Question

A stone is dropped from a height of 9 meters above the ground. If the height functions can be modelled by the equation h(t) = a ─ $ {{\text{t}}^{2}} $ , where t is the time in seconds, h is height in meters, and a is the initial height, how many seconds does it take for the stone to hit the ground?

Answer 1

Hint: The height h of the stone the distance of the stone from the ground, whereas a is the height from which the stone is dropped. It is given that the motion is governed by the equation h(t) = a ─ $ {{\text{t}}^{2}} $ . We will substitute the height h at the ground level into the equation of motion h(t) = a ─ $ {{\text{t}}^{2}} $ and substitute the given initial height. Then we will solve the equation to find the value of t and thus we can find the time required for the stone to reach the ground from a height of 9 meters.

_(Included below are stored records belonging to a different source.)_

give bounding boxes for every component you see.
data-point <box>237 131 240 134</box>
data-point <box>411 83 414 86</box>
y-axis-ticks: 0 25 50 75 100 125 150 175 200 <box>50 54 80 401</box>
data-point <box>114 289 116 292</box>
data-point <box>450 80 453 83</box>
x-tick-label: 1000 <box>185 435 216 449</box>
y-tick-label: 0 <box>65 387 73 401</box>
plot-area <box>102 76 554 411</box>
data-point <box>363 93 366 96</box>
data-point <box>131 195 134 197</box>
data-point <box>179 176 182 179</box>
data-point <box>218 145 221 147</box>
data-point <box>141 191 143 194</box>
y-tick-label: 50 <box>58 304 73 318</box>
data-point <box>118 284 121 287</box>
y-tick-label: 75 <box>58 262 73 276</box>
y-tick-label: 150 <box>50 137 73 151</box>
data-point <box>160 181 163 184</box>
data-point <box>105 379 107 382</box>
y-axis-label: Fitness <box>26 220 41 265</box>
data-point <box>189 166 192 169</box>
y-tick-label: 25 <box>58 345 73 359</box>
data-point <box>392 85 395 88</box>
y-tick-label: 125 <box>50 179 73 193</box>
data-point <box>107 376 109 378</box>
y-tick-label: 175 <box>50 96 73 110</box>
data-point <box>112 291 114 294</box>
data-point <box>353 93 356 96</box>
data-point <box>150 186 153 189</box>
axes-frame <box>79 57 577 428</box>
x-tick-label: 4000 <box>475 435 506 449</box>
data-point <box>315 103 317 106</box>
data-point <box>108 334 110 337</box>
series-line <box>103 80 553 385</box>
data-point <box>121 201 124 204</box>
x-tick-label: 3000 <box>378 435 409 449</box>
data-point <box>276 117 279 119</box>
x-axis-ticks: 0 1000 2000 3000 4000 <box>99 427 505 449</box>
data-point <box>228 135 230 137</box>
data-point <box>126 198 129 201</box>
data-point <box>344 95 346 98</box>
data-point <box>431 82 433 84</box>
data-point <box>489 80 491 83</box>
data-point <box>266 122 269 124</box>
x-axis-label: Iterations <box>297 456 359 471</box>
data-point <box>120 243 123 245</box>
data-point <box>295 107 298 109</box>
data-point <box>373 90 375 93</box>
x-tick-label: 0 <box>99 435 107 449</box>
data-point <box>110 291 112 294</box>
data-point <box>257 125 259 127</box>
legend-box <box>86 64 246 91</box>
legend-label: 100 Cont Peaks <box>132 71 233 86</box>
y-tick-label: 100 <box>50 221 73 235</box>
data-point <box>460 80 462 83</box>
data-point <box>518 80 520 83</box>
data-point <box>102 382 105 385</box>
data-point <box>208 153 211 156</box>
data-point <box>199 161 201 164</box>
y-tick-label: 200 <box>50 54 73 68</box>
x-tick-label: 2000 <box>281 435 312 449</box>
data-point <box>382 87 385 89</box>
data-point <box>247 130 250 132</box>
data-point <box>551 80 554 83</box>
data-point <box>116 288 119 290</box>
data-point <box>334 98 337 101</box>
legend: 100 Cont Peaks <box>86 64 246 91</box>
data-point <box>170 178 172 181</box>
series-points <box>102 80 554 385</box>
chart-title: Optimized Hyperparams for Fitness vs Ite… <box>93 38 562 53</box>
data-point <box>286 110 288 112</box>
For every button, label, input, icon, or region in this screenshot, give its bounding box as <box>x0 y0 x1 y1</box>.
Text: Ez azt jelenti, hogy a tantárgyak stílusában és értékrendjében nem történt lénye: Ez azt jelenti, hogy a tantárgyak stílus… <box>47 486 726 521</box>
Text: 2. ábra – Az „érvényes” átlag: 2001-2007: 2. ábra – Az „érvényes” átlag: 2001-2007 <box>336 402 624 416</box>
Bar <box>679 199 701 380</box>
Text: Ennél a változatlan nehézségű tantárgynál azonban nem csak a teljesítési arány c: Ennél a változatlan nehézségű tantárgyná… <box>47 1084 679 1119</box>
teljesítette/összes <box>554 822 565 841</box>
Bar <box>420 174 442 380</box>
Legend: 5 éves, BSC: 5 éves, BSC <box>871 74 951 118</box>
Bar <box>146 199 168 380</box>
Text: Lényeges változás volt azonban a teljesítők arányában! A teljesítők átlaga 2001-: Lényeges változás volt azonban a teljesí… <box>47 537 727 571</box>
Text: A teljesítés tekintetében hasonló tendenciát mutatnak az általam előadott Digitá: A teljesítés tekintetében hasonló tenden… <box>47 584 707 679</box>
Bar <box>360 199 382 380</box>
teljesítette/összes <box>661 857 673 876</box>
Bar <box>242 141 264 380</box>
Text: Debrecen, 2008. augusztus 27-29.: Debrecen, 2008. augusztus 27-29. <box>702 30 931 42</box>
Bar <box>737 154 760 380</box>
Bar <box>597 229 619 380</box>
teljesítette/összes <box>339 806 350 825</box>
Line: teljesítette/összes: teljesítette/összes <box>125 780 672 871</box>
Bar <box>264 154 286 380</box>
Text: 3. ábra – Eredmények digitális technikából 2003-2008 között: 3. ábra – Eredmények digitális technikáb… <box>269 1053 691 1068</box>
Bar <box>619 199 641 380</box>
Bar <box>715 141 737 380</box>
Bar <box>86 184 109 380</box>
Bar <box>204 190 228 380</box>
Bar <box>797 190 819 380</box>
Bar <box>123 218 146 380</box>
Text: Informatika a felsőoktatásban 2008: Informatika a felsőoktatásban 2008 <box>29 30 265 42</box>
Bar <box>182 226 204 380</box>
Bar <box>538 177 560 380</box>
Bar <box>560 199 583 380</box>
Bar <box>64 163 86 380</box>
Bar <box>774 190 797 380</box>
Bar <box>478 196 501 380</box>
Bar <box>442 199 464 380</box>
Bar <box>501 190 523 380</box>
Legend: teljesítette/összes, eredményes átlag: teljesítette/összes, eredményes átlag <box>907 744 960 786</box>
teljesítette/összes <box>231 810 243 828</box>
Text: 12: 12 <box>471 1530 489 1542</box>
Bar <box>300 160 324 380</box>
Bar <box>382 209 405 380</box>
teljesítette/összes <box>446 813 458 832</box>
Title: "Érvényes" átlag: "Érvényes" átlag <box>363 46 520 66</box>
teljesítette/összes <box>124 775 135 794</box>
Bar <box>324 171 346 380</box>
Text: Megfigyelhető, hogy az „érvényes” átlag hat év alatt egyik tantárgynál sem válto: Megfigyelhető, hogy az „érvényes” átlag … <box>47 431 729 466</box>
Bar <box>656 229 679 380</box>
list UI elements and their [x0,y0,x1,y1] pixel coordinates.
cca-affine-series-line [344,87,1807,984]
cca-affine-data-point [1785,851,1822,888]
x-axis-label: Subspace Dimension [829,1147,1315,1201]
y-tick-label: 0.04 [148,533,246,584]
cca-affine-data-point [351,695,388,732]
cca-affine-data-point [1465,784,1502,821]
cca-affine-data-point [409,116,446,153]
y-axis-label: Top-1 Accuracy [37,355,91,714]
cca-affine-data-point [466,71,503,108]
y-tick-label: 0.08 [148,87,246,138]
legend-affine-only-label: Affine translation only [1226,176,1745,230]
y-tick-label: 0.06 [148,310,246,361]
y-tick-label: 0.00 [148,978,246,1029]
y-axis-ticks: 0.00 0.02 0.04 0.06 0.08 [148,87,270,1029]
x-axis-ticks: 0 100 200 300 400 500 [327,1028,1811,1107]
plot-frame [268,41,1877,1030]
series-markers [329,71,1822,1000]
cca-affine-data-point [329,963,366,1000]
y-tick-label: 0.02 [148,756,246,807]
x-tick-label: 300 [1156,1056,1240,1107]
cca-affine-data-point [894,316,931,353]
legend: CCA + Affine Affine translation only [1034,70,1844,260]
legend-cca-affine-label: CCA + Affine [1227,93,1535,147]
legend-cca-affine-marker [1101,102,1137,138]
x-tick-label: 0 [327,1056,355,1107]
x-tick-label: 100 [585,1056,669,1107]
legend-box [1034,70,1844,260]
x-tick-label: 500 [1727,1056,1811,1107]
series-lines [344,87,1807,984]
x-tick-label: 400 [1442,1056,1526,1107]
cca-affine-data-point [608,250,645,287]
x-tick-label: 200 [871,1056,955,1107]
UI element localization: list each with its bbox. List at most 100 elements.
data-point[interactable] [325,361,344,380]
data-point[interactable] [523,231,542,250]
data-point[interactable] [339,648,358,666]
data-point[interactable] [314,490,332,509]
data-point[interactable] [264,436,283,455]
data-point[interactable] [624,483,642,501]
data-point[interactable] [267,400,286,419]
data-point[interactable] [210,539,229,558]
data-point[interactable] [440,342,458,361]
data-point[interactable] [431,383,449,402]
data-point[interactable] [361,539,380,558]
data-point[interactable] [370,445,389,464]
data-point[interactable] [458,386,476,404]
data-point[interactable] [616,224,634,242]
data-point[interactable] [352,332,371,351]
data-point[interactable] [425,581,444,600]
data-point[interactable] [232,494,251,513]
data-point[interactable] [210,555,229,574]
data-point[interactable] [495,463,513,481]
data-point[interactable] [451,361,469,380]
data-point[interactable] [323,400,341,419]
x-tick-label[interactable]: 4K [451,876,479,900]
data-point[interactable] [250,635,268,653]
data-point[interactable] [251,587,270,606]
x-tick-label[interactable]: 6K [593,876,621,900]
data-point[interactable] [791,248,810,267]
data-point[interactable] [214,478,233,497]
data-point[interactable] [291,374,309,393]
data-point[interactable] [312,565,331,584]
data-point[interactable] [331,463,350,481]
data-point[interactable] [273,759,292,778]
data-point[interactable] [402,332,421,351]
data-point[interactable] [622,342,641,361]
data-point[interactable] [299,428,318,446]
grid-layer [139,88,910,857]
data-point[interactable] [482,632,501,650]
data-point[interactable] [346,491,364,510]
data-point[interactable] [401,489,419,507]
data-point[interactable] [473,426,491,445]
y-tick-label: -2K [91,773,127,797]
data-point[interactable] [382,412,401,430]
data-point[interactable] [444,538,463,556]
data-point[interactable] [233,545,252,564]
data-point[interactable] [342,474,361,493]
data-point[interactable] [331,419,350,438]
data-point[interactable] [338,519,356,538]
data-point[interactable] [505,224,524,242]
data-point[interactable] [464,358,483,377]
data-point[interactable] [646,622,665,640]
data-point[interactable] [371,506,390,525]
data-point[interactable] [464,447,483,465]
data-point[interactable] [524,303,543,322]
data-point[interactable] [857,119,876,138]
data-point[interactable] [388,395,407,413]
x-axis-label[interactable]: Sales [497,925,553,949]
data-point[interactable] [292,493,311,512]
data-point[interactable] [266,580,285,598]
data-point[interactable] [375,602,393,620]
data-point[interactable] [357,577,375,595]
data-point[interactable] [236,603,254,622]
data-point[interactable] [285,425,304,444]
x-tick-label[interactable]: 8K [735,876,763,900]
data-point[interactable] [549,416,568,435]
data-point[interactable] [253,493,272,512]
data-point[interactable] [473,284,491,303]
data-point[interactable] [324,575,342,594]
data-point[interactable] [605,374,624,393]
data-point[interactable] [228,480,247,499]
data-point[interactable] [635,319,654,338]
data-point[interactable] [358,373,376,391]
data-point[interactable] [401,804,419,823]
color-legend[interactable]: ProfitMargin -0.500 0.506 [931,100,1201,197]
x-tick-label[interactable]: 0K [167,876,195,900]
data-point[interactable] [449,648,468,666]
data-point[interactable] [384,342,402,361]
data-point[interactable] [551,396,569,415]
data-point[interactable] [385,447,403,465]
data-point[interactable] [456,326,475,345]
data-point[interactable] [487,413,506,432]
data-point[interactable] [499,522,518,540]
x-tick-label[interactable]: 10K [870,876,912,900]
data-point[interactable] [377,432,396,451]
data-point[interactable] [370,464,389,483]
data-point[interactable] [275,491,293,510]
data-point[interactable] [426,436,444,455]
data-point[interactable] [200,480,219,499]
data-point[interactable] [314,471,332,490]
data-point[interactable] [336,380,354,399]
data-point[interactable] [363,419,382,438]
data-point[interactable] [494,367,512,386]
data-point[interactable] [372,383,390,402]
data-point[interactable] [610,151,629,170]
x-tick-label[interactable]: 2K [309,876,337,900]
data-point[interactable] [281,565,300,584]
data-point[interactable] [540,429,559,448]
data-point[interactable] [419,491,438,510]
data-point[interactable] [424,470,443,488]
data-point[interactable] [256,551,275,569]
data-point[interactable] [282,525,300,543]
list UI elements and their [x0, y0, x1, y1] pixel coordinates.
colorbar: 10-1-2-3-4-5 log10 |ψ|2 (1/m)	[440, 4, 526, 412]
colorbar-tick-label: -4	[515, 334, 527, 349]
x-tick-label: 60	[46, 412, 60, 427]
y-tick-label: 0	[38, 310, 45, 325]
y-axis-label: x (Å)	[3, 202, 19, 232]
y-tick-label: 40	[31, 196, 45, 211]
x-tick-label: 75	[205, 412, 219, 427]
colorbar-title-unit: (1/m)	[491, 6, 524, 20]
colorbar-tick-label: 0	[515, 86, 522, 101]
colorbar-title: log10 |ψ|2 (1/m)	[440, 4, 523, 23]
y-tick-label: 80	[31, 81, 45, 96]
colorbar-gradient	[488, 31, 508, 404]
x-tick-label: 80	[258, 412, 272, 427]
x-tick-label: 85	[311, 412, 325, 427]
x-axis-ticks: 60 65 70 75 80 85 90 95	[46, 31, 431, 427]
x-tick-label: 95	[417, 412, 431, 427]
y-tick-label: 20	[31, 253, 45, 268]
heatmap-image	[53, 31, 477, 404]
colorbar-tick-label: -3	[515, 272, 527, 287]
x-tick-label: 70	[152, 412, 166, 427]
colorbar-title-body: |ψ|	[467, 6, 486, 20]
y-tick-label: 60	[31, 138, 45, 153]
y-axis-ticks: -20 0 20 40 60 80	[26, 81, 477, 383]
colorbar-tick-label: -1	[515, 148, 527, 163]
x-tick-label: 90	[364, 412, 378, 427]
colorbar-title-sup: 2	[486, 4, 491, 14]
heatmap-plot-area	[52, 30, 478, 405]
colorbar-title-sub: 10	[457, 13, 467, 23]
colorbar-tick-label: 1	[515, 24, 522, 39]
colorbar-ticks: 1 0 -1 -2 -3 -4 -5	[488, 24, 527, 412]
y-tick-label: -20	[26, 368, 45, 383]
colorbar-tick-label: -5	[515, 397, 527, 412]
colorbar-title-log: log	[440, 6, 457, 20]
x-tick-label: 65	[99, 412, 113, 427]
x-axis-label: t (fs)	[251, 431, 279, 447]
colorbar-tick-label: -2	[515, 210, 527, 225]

Complete step-by-step answer:
The equation of motion is given as h(t) = a ─ $ {{\text{t}}^{2}} $ .
We can see from the equation that as the t, that is the time increases, the value of h, that is the height at that instant of time decreases, whereas a is the initial height and remains constant.
It is given to us that the stone is dropped from a height of 9 meters. Thus, a = 9.
So, we substitute a = 9 in the equation h(t) = a ─ $ {{\text{t}}^{2}} $ .
 $ \Rightarrow $ h(t) = 9 ─ $ {{\text{t}}^{2}} $
Now, we will find the instantaneous height at t = 0.
 $ \Rightarrow $ h(0) = 9 ─ $ {{\left( 0 \right)}^{2}} $
 $ \Rightarrow $ h(0) = 9
Now, if the stone reaches the ground, its instantaneous height will be 0.
Thus, substitute h(t) = 0 in h(t) = 9 ─ $ {{\text{t}}^{2}} $
 $ \Rightarrow $ 0 = 9 ─ $ {{\text{t}}^{2}} $
 $ \Rightarrow $ $ {{\text{t}}^{2}} $ = 9
 $ \Rightarrow $ t = 3 or –3
But t cannot be negative, thus t = 3.
Thus, it takes 3 seconds for the stone to reach the ground.

Note: It is important to check equations of motion with t = 0, so that we can keep in mind any anomalies, if present, in the motion. At t=0 we get the initial position of the object before the displacement.